Significance of Orca-2 Towards Sustainable AI
Orca-2 represents a significant leap towards sustainable AI, challenging the prevailing belief that only larger models, with their substantial energy consumption, can truly advance AI capabilities. This small language model presents an alternative perspective, suggesting that achieving excellence in language models doesn’t necessarily require enormous datasets and extensive computing power. Instead, it underscores the importance of intelligent design and effective integration.
This breakthrough opens new possibilities by advocating a shift in focus—from simply enlarging AI to concentrating on how we design it. This marks a crucial step in making advanced AI more accessible to a broader audience, ensuring that innovation is inclusive and reaches a wider range of people and organizations.

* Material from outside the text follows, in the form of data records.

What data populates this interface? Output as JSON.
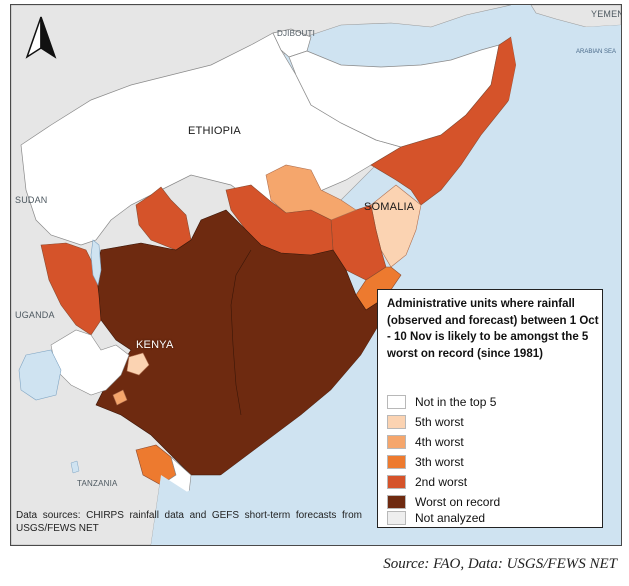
{
  "map": {
    "labels": {
      "ethiopia": "ETHIOPIA",
      "somalia": "SOMALIA",
      "kenya": "KENYA",
      "djibouti": "DJIBOUTI",
      "yemen": "YEMEN",
      "sudan": "SUDAN",
      "uganda": "UGANDA",
      "tanzania": "TANZANIA",
      "arabian_sea": "ARABIAN SEA"
    },
    "north_arrow_icon": "north-arrow-icon",
    "colors": {
      "not_in_top5": "#ffffff",
      "fifth_worst": "#fbd3b2",
      "fourth_worst": "#f5a66c",
      "third_worst": "#ed7a2f",
      "second_worst": "#d5532a",
      "worst_on_record": "#6e2a10",
      "not_analyzed": "#eeeeee",
      "water": "#cfe3f1",
      "background_land": "#e6e6e6"
    }
  },
  "legend": {
    "title": "Administrative units where rainfall (observed and forecast) between 1 Oct - 10 Nov is likely to be amongst the 5 worst on record (since 1981)",
    "items": [
      {
        "label": "Not in the top 5",
        "color": "#ffffff"
      },
      {
        "label": "5th worst",
        "color": "#fbd3b2"
      },
      {
        "label": "4th worst",
        "color": "#f5a66c"
      },
      {
        "label": "3th worst",
        "color": "#ed7a2f"
      },
      {
        "label": "2nd worst",
        "color": "#d5532a"
      },
      {
        "label": "Worst on record",
        "color": "#6e2a10"
      },
      {
        "label": "Not analyzed",
        "color": "#eeeeee"
      }
    ]
  },
  "data_sources": "Data sources: CHIRPS rainfall data and GEFS short-term forecasts from USGS/FEWS NET",
  "source_caption": "Source: FAO, Data: USGS/FEWS NET"
}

Orca-2 has the potential to significantly impact the development of future language models. Whether it’s improving tasks related to natural language processing or enabling more sophisticated AI applications across various industries, these smaller models are poised to bring about substantial positive changes. Moreover, they act as pioneers in promoting more sustainable AI practices, aligning technological progress with a commitment to environmental responsibility.
The Bottom Line:
Microsoft’s Orca-2 represents a groundbreaking move towards sustainable AI, challenging the belief that only large models can advance AI. By prioritizing intelligent design over size, Orca-2 opens new possibilities, offering a more inclusive and environmentally responsible approach to advanced AI development. This shift marks a significant step towards a new paradigm in intelligent system design.